Aanbieders van mediadiensten moeten bij het samenstellen van hun media-aanbod voldoen aan een aantal quotabepalingen.

Dit geldt voor de landelijke en regionale publieke media-instellingen en de commerciële media-instellingen, en zowel voor hun omroepdiensten als hun mediadiensten op aanvraag.

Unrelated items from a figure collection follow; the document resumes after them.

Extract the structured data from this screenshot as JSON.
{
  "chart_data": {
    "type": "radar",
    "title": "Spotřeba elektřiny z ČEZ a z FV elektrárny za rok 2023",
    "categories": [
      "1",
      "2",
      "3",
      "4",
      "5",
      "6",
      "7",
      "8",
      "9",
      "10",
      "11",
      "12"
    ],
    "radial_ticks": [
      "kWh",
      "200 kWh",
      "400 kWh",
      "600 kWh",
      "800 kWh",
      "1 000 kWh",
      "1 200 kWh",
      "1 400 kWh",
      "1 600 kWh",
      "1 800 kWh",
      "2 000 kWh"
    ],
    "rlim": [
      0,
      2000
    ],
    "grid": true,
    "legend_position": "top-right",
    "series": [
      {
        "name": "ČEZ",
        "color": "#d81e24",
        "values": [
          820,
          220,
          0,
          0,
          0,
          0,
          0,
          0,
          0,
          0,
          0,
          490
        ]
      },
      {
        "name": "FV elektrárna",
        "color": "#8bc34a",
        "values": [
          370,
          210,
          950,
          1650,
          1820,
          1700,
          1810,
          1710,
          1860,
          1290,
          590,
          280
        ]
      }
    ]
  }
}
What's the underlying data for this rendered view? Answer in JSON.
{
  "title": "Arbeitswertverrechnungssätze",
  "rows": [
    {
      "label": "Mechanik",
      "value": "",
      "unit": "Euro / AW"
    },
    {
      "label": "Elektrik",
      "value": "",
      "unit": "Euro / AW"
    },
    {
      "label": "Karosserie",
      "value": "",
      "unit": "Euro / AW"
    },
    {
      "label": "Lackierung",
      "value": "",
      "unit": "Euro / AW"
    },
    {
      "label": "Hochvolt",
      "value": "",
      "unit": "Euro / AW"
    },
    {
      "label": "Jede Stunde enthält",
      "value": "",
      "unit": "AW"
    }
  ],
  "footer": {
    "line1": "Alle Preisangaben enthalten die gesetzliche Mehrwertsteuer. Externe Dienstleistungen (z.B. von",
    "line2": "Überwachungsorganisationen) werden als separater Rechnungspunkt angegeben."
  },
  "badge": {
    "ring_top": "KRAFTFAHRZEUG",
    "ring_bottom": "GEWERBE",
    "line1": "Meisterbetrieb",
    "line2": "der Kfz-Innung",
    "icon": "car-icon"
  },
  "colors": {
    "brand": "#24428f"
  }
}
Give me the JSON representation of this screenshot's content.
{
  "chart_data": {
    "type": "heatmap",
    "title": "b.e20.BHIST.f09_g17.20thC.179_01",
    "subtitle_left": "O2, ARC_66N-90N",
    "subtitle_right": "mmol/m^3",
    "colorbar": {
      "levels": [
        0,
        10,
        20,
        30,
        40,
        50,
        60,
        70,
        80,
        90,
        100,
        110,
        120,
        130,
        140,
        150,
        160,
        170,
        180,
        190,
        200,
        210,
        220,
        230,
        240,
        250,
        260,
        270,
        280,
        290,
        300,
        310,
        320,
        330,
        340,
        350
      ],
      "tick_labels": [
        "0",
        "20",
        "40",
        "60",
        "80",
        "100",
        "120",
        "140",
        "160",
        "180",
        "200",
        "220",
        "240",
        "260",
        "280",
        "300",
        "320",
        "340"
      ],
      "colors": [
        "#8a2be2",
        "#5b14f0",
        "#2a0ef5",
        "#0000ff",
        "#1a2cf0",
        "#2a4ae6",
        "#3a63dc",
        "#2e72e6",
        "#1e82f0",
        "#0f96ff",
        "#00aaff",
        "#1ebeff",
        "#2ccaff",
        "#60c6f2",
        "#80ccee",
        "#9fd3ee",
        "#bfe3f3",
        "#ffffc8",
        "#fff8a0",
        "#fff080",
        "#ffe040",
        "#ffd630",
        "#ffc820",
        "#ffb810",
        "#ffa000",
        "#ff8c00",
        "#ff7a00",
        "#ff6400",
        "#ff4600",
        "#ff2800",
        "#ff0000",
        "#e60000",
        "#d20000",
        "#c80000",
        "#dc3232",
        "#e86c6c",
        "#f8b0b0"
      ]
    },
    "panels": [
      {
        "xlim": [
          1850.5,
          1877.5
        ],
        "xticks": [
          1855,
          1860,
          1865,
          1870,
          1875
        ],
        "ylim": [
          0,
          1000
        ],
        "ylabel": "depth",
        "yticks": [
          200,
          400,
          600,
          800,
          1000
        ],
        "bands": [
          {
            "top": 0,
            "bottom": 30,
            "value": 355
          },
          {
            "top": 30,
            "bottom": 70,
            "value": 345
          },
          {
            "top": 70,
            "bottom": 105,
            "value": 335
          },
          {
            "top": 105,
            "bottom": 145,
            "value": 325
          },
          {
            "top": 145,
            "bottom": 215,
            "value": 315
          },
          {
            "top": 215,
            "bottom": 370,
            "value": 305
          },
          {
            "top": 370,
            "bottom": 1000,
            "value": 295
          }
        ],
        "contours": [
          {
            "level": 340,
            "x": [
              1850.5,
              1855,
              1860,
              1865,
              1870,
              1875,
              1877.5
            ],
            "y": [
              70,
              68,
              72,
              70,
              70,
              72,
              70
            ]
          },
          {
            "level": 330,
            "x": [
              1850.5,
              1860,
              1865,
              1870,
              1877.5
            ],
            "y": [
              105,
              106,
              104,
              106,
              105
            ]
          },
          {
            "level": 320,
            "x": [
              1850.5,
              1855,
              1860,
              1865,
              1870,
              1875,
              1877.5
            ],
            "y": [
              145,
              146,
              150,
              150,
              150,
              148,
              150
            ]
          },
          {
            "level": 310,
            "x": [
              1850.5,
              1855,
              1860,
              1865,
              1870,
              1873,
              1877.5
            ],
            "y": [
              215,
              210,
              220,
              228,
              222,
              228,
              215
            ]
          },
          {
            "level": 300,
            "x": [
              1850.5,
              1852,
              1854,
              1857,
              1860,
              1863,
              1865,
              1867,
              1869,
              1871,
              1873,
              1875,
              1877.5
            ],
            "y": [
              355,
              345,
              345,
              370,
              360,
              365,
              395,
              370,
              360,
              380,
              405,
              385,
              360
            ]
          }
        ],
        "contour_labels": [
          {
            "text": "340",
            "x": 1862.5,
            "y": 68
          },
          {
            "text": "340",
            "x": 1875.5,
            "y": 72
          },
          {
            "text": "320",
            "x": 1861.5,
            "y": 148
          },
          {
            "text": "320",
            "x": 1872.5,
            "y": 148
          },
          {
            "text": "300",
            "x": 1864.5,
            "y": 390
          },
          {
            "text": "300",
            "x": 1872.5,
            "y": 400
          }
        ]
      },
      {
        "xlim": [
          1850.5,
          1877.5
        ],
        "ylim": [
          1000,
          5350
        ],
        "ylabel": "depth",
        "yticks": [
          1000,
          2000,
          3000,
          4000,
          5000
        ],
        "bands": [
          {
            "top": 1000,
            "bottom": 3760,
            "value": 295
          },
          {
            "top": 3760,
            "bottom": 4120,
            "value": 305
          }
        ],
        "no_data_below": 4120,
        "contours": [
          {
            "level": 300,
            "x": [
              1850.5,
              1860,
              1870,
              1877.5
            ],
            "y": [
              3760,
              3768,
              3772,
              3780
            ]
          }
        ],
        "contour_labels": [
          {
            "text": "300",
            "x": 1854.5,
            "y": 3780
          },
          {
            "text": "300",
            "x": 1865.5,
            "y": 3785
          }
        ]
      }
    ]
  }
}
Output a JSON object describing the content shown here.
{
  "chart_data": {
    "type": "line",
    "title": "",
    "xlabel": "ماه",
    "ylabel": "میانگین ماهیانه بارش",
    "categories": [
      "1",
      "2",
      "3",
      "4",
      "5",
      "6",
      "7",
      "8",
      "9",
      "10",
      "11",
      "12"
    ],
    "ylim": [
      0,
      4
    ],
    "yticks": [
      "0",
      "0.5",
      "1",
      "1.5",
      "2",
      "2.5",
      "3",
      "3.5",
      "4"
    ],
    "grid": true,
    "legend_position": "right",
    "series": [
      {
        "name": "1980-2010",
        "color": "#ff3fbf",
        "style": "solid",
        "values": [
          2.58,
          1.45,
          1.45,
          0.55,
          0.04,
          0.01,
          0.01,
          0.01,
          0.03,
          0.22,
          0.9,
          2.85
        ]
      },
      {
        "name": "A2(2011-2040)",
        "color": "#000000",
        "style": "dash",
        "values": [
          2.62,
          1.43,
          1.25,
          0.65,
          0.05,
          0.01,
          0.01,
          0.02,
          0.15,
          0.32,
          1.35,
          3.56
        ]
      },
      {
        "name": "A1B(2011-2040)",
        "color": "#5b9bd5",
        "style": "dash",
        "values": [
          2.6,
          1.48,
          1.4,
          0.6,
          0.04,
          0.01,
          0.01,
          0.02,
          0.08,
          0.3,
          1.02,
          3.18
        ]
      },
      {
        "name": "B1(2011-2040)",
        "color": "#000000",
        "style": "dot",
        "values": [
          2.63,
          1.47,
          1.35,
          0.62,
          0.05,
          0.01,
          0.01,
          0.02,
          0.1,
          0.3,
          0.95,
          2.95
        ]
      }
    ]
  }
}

De Mediawet 2008 heeft per televisieprogrammakanaal voorschriften voor Europese quota, Nederlands- en Friestalige quota en ondertitelingsquota. Voor (commerciële) mediadiensten op aanvraag gelden alleen voorschriften voor Europese quota. De voorschriften verschillen per type mediadienst.

Doel

De eisen aan het media-aanbod die betrekking hebben op de quota, moeten zorgen voor:

  • de bevordering van de Europese cultuur;
  • de bevordering van media-aanbod gemaakt door onafhankelijke producenten;
  • de bevordering van de Nederlandse of Friese taal;
  • de bevordering van de toegang voor mensen met auditieve beperkingen.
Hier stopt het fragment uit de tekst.